The novel coronavirus disease 2019 (COVID-19) caused by the severe acute respiratory syndrome coronavirus-2 (SARS-CoV-2), has become a major health concern worldwide at the time of this study with more than 1 million direct deaths according to the World Health Organization (1). Respiratory failure is the leading cause of mortality in patients with COVID-19 (2). Myocardial injury, kidney or liver injury, and multi-organ dysfunction are among the other complications leading to death (3). Several prognostic factors, such as older age, male gender, presence of comorbidities, and smoking, have been found to be associated with severe disease or death (4–7).
The National Institute for Health and Care Excellence (NICE) in its guidelines for the management of COVID-19 recommended the use of NEWS2 in critical care (8, 9). National Early Warning Score (NEWS) is a standardized clinical scoring system developed to improve detection of deterioration in acutely ill patients (Fig. 1) and it’s based on a logistic regression model designed to predict in-hospital patient mortality within 24 hours of a set of vital signs observation (10). Originally it consisted in evaluation of pulse rate, respiratory rate, blood pressure, temperature and oxygen saturation. NEWS-2 is the latest version of the NEWS score, which adds new onset of confusion to the parameters and then 2 points are added for people requiring supplemental oxygen to maintain their recommended oxygen saturation. A recent in-hospital study showed that NEWS2 did not appear to add predictive value over NEWS, even in patients with type 2 respiratory failure (11–14), for the purposes of our model we opted to integrate sensitivities and specificities of the original NEWS score.
Other scoring systems, like the CURB-65 (Fig-2) are widely used in predicting 30-day mortality in community-acquired pneumonia (15). CURB-65 has also been found to be useful in predicting 14-day mortality in hospital-acquired pneumonia (16). Recently a simple predictive tool for estimating the risk of 30-day mortality, and to stratify patients with COVID-19 was developed integrating CURB-65 (17).

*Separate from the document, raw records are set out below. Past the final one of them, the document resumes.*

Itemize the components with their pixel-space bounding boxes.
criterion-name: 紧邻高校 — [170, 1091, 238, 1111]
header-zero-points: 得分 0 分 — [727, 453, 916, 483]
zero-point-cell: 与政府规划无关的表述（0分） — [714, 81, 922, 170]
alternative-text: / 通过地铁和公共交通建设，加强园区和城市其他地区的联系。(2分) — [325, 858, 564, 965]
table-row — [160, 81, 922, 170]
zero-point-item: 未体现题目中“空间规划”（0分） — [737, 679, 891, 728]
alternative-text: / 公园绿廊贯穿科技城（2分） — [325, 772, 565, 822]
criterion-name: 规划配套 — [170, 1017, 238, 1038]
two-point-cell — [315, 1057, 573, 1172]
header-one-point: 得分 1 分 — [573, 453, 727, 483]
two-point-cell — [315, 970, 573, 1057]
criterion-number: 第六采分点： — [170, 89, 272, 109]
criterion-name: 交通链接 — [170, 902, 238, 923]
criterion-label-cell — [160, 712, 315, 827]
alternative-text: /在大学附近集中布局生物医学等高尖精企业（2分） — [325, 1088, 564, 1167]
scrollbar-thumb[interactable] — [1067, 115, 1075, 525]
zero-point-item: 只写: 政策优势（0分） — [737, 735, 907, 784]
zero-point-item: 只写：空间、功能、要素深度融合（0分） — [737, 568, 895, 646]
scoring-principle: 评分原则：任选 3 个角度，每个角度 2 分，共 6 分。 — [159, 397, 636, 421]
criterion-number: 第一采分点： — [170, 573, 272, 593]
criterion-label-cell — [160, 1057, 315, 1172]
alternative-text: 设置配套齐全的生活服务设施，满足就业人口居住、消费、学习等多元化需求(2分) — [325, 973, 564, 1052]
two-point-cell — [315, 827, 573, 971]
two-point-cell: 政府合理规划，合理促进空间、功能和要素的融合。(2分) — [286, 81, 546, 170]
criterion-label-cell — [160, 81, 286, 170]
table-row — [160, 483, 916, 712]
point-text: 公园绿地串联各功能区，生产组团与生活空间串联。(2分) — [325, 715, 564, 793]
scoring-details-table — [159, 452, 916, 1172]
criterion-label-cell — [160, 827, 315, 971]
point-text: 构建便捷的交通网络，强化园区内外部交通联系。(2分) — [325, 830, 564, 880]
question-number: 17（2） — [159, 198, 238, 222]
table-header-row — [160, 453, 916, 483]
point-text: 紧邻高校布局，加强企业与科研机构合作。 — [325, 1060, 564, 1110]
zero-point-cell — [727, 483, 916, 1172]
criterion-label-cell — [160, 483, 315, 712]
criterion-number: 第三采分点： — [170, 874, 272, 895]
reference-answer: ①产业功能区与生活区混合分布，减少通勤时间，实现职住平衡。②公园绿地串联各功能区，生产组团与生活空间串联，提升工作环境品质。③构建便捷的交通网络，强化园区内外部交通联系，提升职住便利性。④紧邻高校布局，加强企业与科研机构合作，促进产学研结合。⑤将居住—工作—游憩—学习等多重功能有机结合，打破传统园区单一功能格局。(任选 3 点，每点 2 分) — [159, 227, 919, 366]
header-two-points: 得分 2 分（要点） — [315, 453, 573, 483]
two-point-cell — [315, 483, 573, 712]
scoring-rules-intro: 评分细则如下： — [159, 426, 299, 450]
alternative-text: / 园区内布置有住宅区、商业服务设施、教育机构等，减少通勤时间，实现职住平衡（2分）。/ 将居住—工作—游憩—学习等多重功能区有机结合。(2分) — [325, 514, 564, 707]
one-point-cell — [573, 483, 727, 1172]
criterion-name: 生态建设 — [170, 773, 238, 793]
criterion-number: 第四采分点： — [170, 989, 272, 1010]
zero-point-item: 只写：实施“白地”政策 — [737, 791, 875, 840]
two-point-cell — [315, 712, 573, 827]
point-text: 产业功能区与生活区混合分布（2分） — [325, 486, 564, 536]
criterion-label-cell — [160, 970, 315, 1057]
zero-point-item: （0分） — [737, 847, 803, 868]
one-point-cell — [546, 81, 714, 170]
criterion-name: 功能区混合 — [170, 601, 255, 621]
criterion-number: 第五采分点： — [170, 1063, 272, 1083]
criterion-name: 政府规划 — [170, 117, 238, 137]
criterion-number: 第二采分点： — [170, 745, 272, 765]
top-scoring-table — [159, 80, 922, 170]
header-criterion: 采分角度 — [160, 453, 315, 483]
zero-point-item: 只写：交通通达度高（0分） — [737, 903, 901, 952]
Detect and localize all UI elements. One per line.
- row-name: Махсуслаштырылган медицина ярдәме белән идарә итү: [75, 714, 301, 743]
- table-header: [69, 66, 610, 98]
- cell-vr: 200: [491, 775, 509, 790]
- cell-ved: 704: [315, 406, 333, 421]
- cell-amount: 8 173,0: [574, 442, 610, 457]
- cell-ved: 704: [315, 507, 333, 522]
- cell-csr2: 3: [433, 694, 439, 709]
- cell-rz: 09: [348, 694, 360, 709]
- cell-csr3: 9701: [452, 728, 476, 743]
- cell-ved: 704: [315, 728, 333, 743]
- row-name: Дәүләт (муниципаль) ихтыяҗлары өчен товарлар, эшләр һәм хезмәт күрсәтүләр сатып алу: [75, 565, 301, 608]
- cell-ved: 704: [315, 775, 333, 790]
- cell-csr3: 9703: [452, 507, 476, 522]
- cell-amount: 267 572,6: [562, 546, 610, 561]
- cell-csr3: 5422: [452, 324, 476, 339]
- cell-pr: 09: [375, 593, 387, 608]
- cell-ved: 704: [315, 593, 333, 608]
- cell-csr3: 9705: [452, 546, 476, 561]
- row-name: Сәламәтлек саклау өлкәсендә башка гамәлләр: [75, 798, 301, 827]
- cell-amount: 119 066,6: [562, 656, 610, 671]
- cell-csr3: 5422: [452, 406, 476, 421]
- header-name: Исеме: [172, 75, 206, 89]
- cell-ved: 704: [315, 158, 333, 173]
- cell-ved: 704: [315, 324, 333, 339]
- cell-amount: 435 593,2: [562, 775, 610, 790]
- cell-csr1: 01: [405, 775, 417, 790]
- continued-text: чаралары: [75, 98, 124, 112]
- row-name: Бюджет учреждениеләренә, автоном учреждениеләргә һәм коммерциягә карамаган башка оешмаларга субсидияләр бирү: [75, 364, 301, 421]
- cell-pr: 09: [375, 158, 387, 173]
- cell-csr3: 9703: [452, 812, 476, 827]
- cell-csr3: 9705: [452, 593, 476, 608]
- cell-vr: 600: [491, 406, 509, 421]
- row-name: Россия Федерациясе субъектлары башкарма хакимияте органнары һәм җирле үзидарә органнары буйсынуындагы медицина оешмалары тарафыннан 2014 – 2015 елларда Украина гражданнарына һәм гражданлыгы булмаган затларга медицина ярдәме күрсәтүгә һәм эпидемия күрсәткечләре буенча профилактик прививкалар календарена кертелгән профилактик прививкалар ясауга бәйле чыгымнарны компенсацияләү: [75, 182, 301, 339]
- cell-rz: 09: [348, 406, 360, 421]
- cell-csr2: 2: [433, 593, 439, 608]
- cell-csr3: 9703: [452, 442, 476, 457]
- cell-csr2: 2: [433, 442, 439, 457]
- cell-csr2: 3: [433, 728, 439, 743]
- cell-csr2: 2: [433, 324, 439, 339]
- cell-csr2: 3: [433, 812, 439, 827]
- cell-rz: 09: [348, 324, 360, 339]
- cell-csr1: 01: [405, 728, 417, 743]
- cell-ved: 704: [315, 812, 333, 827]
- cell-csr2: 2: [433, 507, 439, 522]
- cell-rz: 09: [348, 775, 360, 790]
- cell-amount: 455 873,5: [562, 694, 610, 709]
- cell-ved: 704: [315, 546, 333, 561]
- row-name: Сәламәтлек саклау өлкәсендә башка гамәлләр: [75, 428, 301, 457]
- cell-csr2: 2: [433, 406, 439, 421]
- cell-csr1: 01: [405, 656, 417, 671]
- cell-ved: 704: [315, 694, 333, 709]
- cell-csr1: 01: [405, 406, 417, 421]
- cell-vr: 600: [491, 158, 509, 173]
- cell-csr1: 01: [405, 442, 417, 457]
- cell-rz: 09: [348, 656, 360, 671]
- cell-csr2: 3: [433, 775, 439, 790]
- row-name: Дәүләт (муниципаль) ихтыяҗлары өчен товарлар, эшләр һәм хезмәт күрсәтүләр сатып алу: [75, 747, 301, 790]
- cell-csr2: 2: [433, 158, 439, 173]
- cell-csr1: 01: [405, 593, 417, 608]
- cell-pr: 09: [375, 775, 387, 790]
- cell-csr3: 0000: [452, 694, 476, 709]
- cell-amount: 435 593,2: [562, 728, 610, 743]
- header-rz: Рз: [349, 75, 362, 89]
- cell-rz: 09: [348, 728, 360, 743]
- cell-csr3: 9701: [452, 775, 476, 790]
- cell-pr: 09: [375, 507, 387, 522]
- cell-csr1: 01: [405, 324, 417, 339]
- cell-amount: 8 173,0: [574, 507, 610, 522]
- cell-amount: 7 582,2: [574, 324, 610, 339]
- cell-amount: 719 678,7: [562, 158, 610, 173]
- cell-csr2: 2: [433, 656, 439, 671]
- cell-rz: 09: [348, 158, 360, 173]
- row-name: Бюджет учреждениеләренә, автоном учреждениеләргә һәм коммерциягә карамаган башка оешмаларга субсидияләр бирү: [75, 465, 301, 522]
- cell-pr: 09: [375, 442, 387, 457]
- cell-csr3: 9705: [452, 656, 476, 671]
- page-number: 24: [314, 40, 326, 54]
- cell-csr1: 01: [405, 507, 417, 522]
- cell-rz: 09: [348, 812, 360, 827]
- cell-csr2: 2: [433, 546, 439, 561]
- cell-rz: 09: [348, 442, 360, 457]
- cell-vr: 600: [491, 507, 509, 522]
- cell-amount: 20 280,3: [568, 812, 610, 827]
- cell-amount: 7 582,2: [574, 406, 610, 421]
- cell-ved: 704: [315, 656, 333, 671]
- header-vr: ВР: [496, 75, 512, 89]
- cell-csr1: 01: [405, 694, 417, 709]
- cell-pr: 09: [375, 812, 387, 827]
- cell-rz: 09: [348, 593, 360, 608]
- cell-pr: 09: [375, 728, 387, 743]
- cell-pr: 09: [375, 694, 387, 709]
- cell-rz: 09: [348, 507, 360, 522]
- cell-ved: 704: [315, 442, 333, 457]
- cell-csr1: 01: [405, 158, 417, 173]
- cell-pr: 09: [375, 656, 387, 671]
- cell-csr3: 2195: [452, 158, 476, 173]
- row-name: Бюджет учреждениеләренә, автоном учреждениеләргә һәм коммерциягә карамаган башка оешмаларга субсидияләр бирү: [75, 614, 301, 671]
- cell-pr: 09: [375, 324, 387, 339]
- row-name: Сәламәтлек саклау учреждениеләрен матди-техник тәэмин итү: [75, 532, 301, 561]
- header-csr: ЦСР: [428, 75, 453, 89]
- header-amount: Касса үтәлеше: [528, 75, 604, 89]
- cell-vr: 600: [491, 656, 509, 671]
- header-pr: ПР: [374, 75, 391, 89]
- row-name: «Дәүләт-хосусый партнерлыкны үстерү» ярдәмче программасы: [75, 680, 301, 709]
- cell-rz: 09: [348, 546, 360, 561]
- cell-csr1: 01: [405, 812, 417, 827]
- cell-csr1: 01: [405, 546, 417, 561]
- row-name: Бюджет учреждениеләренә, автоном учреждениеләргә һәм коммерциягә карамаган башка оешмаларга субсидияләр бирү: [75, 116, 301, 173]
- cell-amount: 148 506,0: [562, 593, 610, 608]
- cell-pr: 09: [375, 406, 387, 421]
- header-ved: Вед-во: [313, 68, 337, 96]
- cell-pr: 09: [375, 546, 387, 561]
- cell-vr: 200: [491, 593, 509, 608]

The Complex Vulnerability Index (IVC-COV2 for its abbreviation in Spanish) (18) is a population-based index designed by Dominican health authorities which takes into account sex, age, and comorbidities in order to assess how much risk a specific patient has to suffer a critical outcome if infected with COVID-19, for the purposes of this study patients were stratified as low, intermediate, and high risk based on the DR-IVC-COV2 score. The use of clinical scoring systems to predict severe disease and mortality in patients with COVID-19 should be investigated further in larger prospective studies.
Bayesian statistics have been utilized to evaluate uncertainty using mathematical probability instruments. Our group has been studying Bayesian statistics in clinical/ medical decision making and as a “data recycling” tool and can be used to compare the diagnostic quality of different serum biomarkers, with a methodology that outputs the probability of an event based on criteria related to the specific event (19–26). Our group has developed a simple mathematical method for interpreting diagnostic impact called “Bayesian Diagnostic Gains (BDG)”, where relative diagnostic gain (RDG) and absolute diagnostic gain (ADG) were calculated based on the differences deducted from pre and posttest probabilities (ADG = post-test – pre-test) and (RDG = 100 × post-test – pre-test/Pre-test). This particular study is our first attempt at integrating BDGs in a COVID-19 Critical Care prediction multi-item model.
To develop a hybrid mathematical model that assists in predicting critical care disposition in patients with COVID-19 by means of Bayesian statistics assessing comparatively the IVC-COV2 score integrated with both NEWS and the CURB-65 score.